En cuanto a la política exterior y de seguridad común, los mecanismos previstos en Maastricht, y cuya institucionalización comenzó en Lisboa, no bastan para obviar, por un lado, la disparidad de intereses, y por otro, el insustituible in grediente atlántico de la seguridad europea que el propio Maastricht, paladinamente, reconoce (véase Declaración 30). En la práctica, la PESC no irá más allá de la cooperación política europea, y ya será bueno que unos trámites tan complejos como lentos no la priven de funcionalidad en las aceleradas relaciones internacionales de nuestro tiempo.
El principio de cohesión, cuya importancia nunca se ponderará bastante, tropieza hoy por hoy con problemas técnicos y económicos difícilmente superables, manifiestos a la hora de acordar la financiación comunitaria. Ya sé que la cohesión va más allá de unos fondos concretos y es un principio que debe inspirar toda la política comunitaria. Pero no puede olvidarse que la escasez financiera va a lastrar la aplicaclión práctica de ese principio general.
Queda en pie la ciudadanía, sin duda algo muy importante y prometedor. Pero ¿cree el lector que la vida europea va a cambiar sensiblemente por la, en ciertos países más que restrictiva, extensión del sufragio activo y pasivo de los extranjeros comunitarios en las elecciones locales?
El sí de los franceses no va a crear fondos para la cohesión, ni provocar la convergencia económica, ni obviar la heterogeneidad de intereses políticos y estratégicos. De ahí que, por mucha que sea su importancia doméstica -por ejemplo, para el futuro de la clase política francesa- y sus efectos a corto plazo en la turbulenta coyuntura monetaria, el resultado del referéndum francés tenga en la historia de la integración europea un valor más de síntoma que de opción definitiva.
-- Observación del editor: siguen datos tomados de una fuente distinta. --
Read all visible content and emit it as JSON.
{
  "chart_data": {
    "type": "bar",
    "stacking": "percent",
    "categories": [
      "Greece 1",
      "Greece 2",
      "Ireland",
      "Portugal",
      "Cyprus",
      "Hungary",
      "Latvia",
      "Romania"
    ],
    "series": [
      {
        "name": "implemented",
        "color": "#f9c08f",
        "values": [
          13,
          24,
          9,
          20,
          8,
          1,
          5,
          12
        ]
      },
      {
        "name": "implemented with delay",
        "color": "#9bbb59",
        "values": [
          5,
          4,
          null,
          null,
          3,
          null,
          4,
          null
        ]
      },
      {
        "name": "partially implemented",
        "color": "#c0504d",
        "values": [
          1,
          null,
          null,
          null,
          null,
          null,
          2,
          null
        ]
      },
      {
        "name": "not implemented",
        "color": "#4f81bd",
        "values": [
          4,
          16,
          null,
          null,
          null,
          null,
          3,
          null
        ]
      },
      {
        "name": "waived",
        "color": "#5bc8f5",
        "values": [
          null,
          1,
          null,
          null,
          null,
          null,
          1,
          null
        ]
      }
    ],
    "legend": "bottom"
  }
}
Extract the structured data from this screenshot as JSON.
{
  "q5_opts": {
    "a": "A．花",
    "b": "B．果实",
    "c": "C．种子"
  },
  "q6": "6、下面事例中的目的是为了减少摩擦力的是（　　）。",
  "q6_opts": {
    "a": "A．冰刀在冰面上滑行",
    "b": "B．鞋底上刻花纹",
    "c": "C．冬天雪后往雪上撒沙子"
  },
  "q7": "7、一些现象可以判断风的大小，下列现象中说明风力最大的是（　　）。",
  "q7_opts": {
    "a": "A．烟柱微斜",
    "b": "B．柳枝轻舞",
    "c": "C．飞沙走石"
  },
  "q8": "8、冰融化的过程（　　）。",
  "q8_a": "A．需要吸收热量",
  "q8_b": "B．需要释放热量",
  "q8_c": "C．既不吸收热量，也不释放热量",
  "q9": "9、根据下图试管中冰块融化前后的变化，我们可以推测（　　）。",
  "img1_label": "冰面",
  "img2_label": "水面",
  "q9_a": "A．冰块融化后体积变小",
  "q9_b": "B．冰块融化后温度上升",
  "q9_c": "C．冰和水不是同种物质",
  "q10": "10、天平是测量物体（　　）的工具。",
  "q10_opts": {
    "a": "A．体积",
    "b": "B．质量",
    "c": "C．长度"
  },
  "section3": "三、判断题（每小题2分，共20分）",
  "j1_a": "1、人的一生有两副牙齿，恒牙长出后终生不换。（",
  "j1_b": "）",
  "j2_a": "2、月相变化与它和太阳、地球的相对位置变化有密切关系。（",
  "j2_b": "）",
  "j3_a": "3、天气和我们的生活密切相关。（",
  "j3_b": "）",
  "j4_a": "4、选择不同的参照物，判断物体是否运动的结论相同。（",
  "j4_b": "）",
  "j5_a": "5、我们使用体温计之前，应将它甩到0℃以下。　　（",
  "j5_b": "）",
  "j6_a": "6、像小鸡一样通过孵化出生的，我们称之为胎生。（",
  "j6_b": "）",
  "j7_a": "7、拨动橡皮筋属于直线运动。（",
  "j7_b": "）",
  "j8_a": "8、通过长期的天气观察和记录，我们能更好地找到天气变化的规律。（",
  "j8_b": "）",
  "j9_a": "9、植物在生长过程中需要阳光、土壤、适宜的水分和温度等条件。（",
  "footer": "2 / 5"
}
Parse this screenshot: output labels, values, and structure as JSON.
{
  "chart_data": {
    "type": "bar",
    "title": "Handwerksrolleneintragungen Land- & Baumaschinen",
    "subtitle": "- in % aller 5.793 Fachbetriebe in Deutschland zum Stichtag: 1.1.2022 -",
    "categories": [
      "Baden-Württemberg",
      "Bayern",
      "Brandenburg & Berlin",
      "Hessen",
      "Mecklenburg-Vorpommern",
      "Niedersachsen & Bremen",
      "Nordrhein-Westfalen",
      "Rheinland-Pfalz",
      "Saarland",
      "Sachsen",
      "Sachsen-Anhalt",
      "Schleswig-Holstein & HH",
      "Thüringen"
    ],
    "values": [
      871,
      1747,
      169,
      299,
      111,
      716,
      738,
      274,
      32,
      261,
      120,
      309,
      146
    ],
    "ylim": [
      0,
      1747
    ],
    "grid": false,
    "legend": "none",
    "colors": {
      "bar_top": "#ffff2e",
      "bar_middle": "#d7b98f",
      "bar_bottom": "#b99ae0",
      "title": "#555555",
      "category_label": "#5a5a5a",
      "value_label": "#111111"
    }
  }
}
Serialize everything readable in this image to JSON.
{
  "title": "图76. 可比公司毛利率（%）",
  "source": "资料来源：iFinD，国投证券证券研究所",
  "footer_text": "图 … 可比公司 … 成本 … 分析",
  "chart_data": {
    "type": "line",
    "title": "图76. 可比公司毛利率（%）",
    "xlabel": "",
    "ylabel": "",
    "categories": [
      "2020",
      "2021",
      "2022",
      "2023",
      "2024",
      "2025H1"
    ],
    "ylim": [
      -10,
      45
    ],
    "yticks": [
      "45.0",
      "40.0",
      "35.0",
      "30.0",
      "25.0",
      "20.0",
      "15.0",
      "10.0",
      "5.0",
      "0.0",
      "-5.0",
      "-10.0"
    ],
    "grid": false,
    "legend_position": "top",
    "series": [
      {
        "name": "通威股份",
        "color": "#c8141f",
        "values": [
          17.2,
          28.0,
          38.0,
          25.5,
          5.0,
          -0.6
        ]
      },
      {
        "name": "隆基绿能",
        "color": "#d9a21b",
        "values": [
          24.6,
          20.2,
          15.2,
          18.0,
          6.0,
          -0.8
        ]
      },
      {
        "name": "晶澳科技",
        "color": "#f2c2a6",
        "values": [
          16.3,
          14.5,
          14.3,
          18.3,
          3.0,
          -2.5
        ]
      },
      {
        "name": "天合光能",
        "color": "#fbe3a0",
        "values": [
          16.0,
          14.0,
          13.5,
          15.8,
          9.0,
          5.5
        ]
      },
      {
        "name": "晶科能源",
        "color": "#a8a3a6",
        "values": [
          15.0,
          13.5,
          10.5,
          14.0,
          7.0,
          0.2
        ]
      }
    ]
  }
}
Cuando los comunitarios en Lisboa, o los primeros ministros español y alemán más recientemente, afirmaban que, pese a los noes, el proceso de integración europea seguiría adelante, afirmaban una verdad más profunda que la literalidad de sus propias palabras, porque reconocían que dicho proceso discurría al margen de las estrictas previsiones de Maastricht. Sólo así se explica que, aun sin entrar éste en vigor, el proceso de integración continuará, lo cual quiere decir también que si al fin entra en vigor, pasa poco más.